I’d been traveling a lot one summer. When I got home, I called Al to confirm a long-standing lunch date we had,
and he sounded distant. He didn’t feel up to going out, he told me. I made another date for the following week and he said, “Sure.”

“I’ll call you and confirm,” I said.

“Sure,” he repeated.

My feelings were hurt. I thought he’d be happy to have me back. Was I being intrusive? Did he want to be alone?

A few days later, I got a call from the nurse at The Breakers. Al was dizzy and had fallen on the street. His arm was bleeding and he needed to go to the VA hospital. I told her I’d be right down and jumped in my car.

In the month I’d been gone, Al had transformed into a fragile old man, fearful and forgetful. He seemed to recognize me, though, and smiled. I got him in the car, and he asked me where we were going. “The VA hospital,” I said. “You’re going to see a doctor.”

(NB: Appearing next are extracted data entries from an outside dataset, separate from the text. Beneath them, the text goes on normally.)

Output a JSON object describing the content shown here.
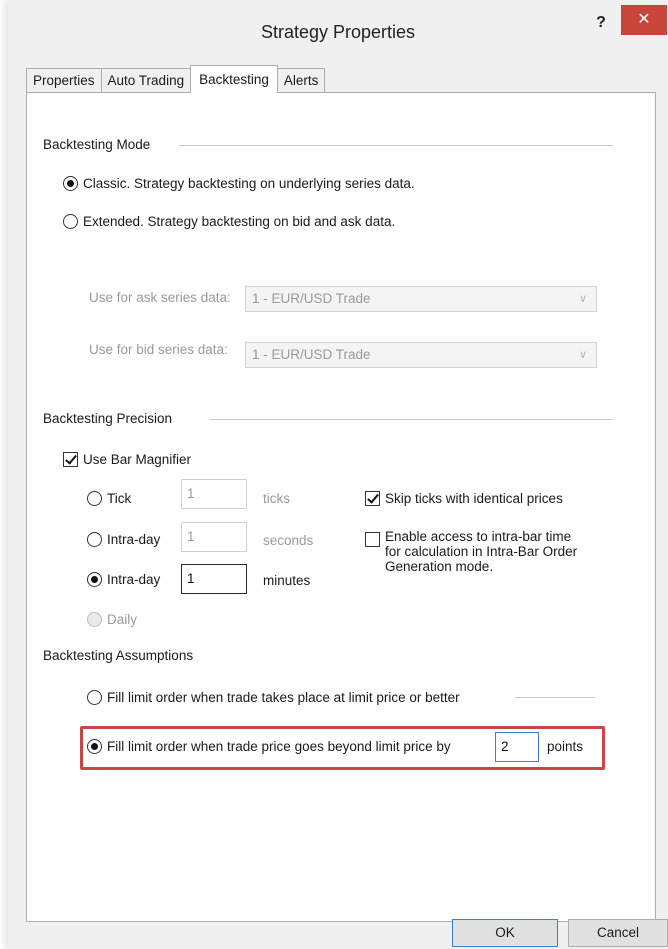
{
  "window": {
    "title": "Strategy Properties",
    "help_label": "?",
    "close_label": "✕"
  },
  "tabs": [
    {
      "label": "Properties"
    },
    {
      "label": "Auto Trading"
    },
    {
      "label": "Backtesting"
    },
    {
      "label": "Alerts"
    }
  ],
  "active_tab": "Backtesting",
  "mode": {
    "heading": "Backtesting Mode",
    "classic_label": "Classic. Strategy backtesting on underlying series data.",
    "extended_label": "Extended. Strategy backtesting on bid and ask data.",
    "selected": "classic",
    "ask_label": "Use for ask series data:",
    "ask_value": "1 - EUR/USD Trade",
    "bid_label": "Use for bid series data:",
    "bid_value": "1 - EUR/USD Trade"
  },
  "precision": {
    "heading": "Backtesting Precision",
    "bar_magnifier_label": "Use Bar Magnifier",
    "bar_magnifier_checked": true,
    "tick_label": "Tick",
    "tick_value": "1",
    "tick_unit": "ticks",
    "intraday_sec_label": "Intra-day",
    "intraday_sec_value": "1",
    "intraday_sec_unit": "seconds",
    "intraday_min_label": "Intra-day",
    "intraday_min_value": "1",
    "intraday_min_unit": "minutes",
    "daily_label": "Daily",
    "selected": "intraday_minutes",
    "skip_ticks_label": "Skip ticks with identical prices",
    "skip_ticks_checked": true,
    "intrabar_line1": "Enable access to intra-bar time",
    "intrabar_line2": "for calculation in Intra-Bar Order",
    "intrabar_line3": "Generation mode.",
    "intrabar_checked": false
  },
  "assumptions": {
    "heading": "Backtesting Assumptions",
    "option1_label": "Fill limit order when trade takes place at limit price or better",
    "option2_label": "Fill limit order when trade price goes beyond limit price by",
    "option2_value": "2",
    "option2_unit": "points",
    "selected": "option2"
  },
  "buttons": {
    "ok_label": "OK",
    "cancel_label": "Cancel"
  },
  "colors": {
    "close_bg": "#c7453a",
    "highlight_border": "#c74747",
    "focus_border": "#3c7fd1"
  }
}
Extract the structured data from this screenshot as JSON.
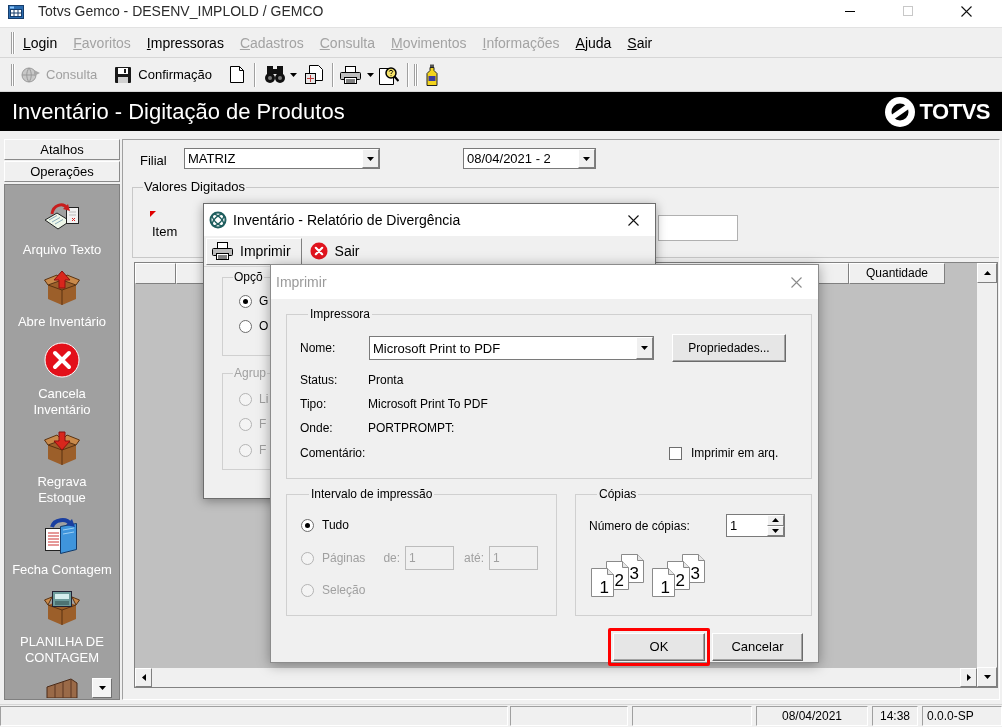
{
  "window": {
    "title": "Totvs Gemco - DESENV_IMPLOLD / GEMCO"
  },
  "menu": [
    {
      "label": "Login",
      "disabled": false
    },
    {
      "label": "Favoritos",
      "disabled": true
    },
    {
      "label": "Impressoras",
      "disabled": false
    },
    {
      "label": "Cadastros",
      "disabled": true
    },
    {
      "label": "Consulta",
      "disabled": true
    },
    {
      "label": "Movimentos",
      "disabled": true
    },
    {
      "label": "Informações",
      "disabled": true
    },
    {
      "label": "Ajuda",
      "disabled": false
    },
    {
      "label": "Sair",
      "disabled": false
    }
  ],
  "toolbar": [
    {
      "label": "Consulta",
      "disabled": true
    },
    {
      "label": "Confirmação",
      "disabled": false
    }
  ],
  "header": {
    "title": "Inventário - Digitação de Produtos",
    "logo": "TOTVS"
  },
  "sidebar": {
    "sections": [
      "Atalhos",
      "Operações"
    ],
    "items": [
      {
        "label": "Arquivo Texto"
      },
      {
        "label": "Abre Inventário"
      },
      {
        "label": "Cancela\nInventário"
      },
      {
        "label": "Regrava\nEstoque"
      },
      {
        "label": "Fecha Contagem"
      },
      {
        "label": "PLANILHA DE\nCONTAGEM"
      }
    ]
  },
  "form": {
    "filial_label": "Filial",
    "filial_value": "MATRIZ",
    "count_value": "08/04/2021 - 2",
    "group_title": "Valores Digitados",
    "item_label": "Item"
  },
  "grid": {
    "columns": [
      "Quantidade"
    ]
  },
  "report_dialog": {
    "title": "Inventário - Relatório de Divergência",
    "active": true,
    "toolbar": [
      {
        "label": "Imprimir",
        "highlighted": true
      },
      {
        "label": "Sair",
        "highlighted": false
      }
    ],
    "options_group": {
      "title": "Opçõ",
      "disabled": false,
      "options": [
        {
          "label": "G",
          "selected": true
        },
        {
          "label": "O",
          "selected": false
        }
      ]
    },
    "grouping_group": {
      "title": "Agrup",
      "disabled": true,
      "options": [
        {
          "label": "Li",
          "selected": false
        },
        {
          "label": "F",
          "selected": false
        },
        {
          "label": "F",
          "selected": false
        }
      ]
    }
  },
  "print_dialog": {
    "title": "Imprimir",
    "active": false,
    "printer_group": {
      "title": "Impressora",
      "name_label": "Nome:",
      "name_value": "Microsoft Print to PDF",
      "properties_button": "Propriedades...",
      "details": [
        {
          "label": "Status:",
          "value": "Pronta"
        },
        {
          "label": "Tipo:",
          "value": "Microsoft Print To PDF"
        },
        {
          "label": "Onde:",
          "value": "PORTPROMPT:"
        }
      ],
      "comment_label": "Comentário:",
      "print_to_file": {
        "label": "Imprimir em arq.",
        "checked": false
      }
    },
    "range_group": {
      "title": "Intervalo de impressão",
      "options": [
        {
          "label": "Tudo",
          "selected": true,
          "disabled": false
        },
        {
          "label": "Páginas",
          "selected": false,
          "disabled": true
        },
        {
          "label": "Seleção",
          "selected": false,
          "disabled": true
        }
      ],
      "from_label": "de:",
      "from_value": "1",
      "to_label": "até:",
      "to_value": "1"
    },
    "copies_group": {
      "title": "Cópias",
      "count_label": "Número de cópias:",
      "count_value": "1",
      "collate_stacks": [
        [
          "1",
          "2",
          "3"
        ],
        [
          "1",
          "2",
          "3"
        ]
      ]
    },
    "buttons": [
      {
        "label": "OK",
        "highlighted": true
      },
      {
        "label": "Cancelar",
        "highlighted": false
      }
    ]
  },
  "status_bar": {
    "panels": [
      "08/04/2021",
      "14:38",
      "0.0.0-SP"
    ]
  }
}
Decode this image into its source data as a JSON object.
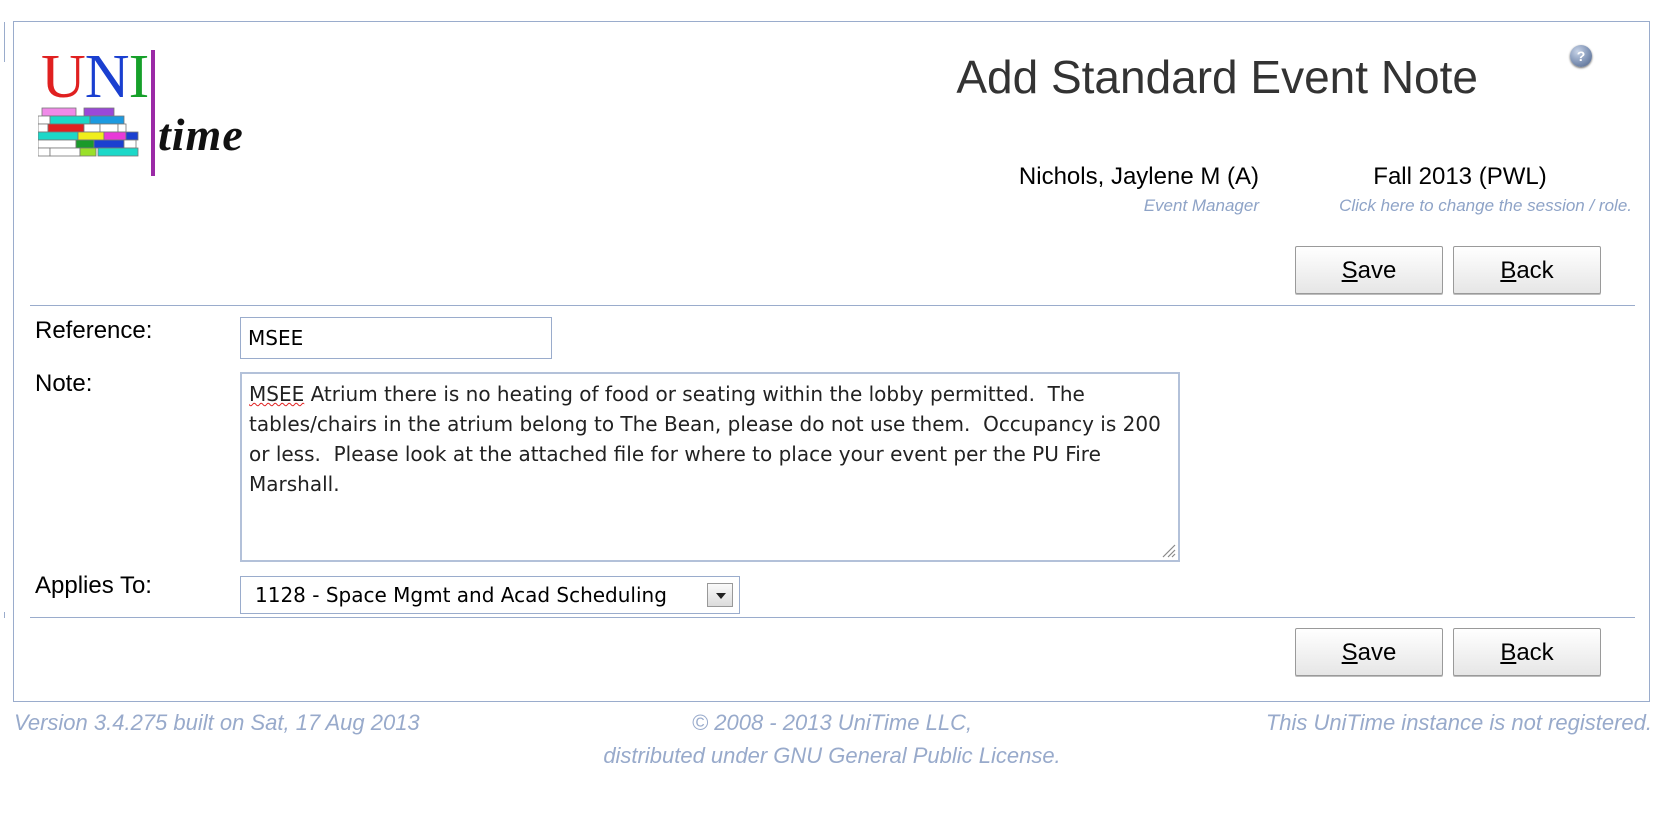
{
  "header": {
    "logo_uni": [
      "U",
      "N",
      "I"
    ],
    "logo_time": "time",
    "title": "Add Standard Event Note",
    "help_icon": "question-mark-circle-icon",
    "user": {
      "name": "Nichols, Jaylene M (A)",
      "role": "Event Manager"
    },
    "session": {
      "name": "Fall 2013 (PWL)",
      "hint": "Click here to change the session / role."
    }
  },
  "buttons": {
    "save": {
      "accel": "S",
      "rest": "ave"
    },
    "back": {
      "accel": "B",
      "rest": "ack"
    }
  },
  "form": {
    "reference": {
      "label": "Reference:",
      "value": "MSEE"
    },
    "note": {
      "label": "Note:",
      "first_word": "MSEE",
      "value_rest": " Atrium there is no heating of food or seating within the lobby permitted.  The tables/chairs in the atrium belong to The Bean, please do not use them.  Occupancy is 200 or less.  Please look at the attached file for where to place your event per the PU Fire Marshall."
    },
    "applies_to": {
      "label": "Applies To:",
      "selected": "1128 - Space Mgmt and Acad Scheduling"
    }
  },
  "footer": {
    "version": "Version 3.4.275 built on Sat, 17 Aug 2013",
    "copyright": "© 2008 - 2013 UniTime LLC,",
    "license": "distributed under GNU General Public License.",
    "registration": "This UniTime instance is not registered."
  },
  "colors": {
    "border": "#9aaccc",
    "hint_text": "#8ea3c7",
    "footer_text": "#98aacb",
    "title_text": "#333333"
  }
}
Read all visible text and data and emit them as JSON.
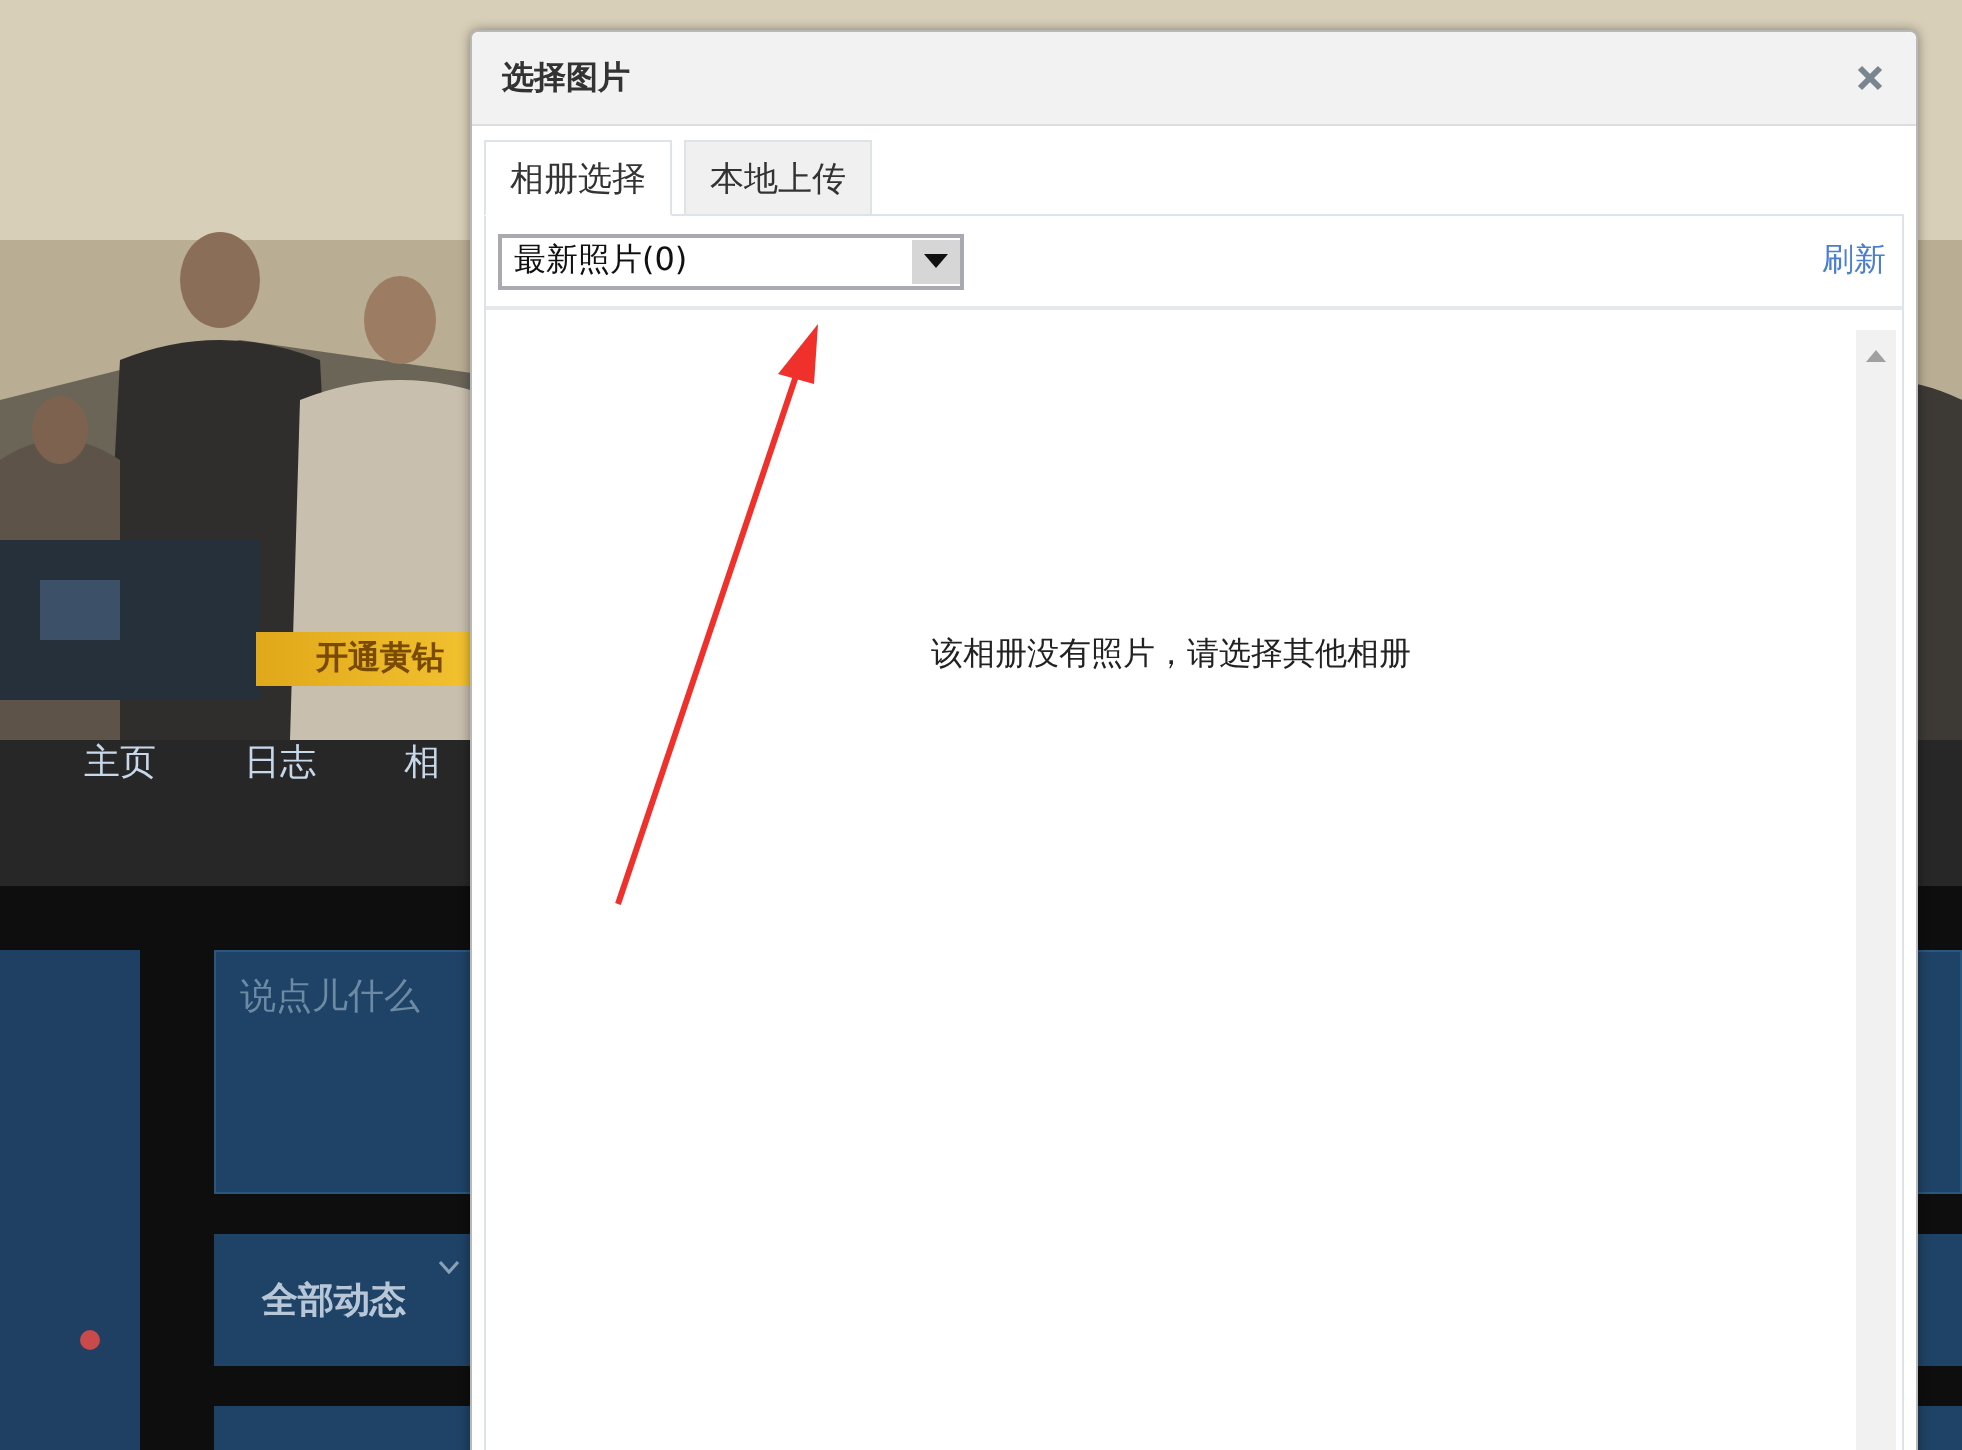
{
  "page": {
    "vip_badge": "开通黄钻",
    "nav": [
      {
        "label": "主页"
      },
      {
        "label": "日志"
      },
      {
        "label": "相"
      }
    ],
    "post_placeholder": "说点儿什么",
    "feed_filter": "全部动态"
  },
  "dialog": {
    "title": "选择图片",
    "tabs": [
      {
        "label": "相册选择",
        "selected": true
      },
      {
        "label": "本地上传",
        "selected": false
      }
    ],
    "album_select": {
      "value": "最新照片(0)"
    },
    "refresh": "刷新",
    "empty_message": "该相册没有照片，请选择其他相册"
  }
}
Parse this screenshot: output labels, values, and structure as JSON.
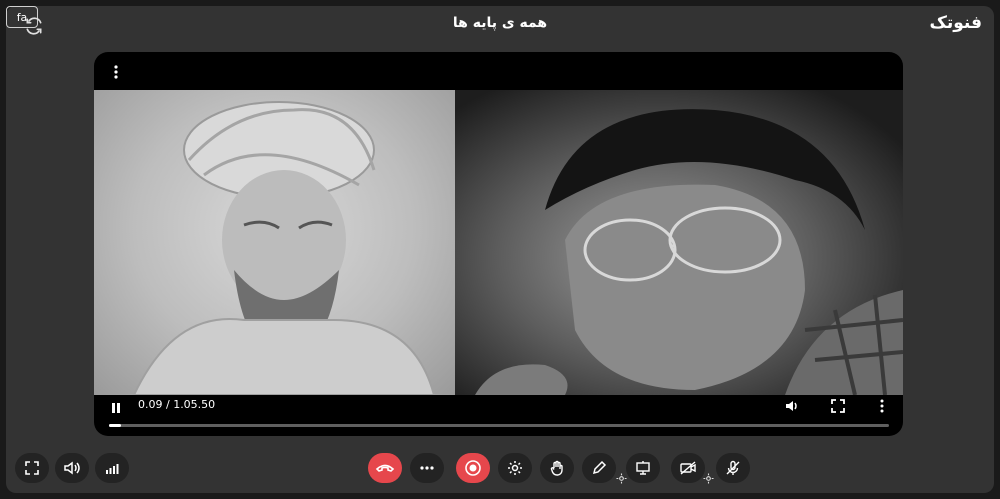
{
  "header": {
    "title": "همه ی پایه ها",
    "brand": "فنوتک",
    "lang": "fa"
  },
  "player": {
    "time": "0.09 / 1.05.50",
    "progress_percent": 1.5
  },
  "icons": {
    "refresh": "refresh-icon",
    "more_top": "kebab-icon",
    "pause": "pause-icon",
    "volume": "volume-icon",
    "fullscreen": "fullscreen-icon",
    "more": "kebab-icon"
  },
  "colors": {
    "background": "#333333",
    "player": "#000000",
    "button": "#232323",
    "danger": "#e6474c"
  }
}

“Good.” He gazed out the window. A minute later he asked, “Where are we going?” For the whole drive to the hospital he asked that question over and over, and I’d answer over and over.

To make the hospital paperwork easier, I told the VA that I was his stepdaughter. As we waited to be seen in the emergency room, he began to relax and grow less frightened; he finally realized he was indeed at the hospital. We went in to see the doctor. Though Al had a deep gash on his arm, there were no broken bones, and his sense of humor was still intact. When the doctor asked him how old he was, Al said, “106.”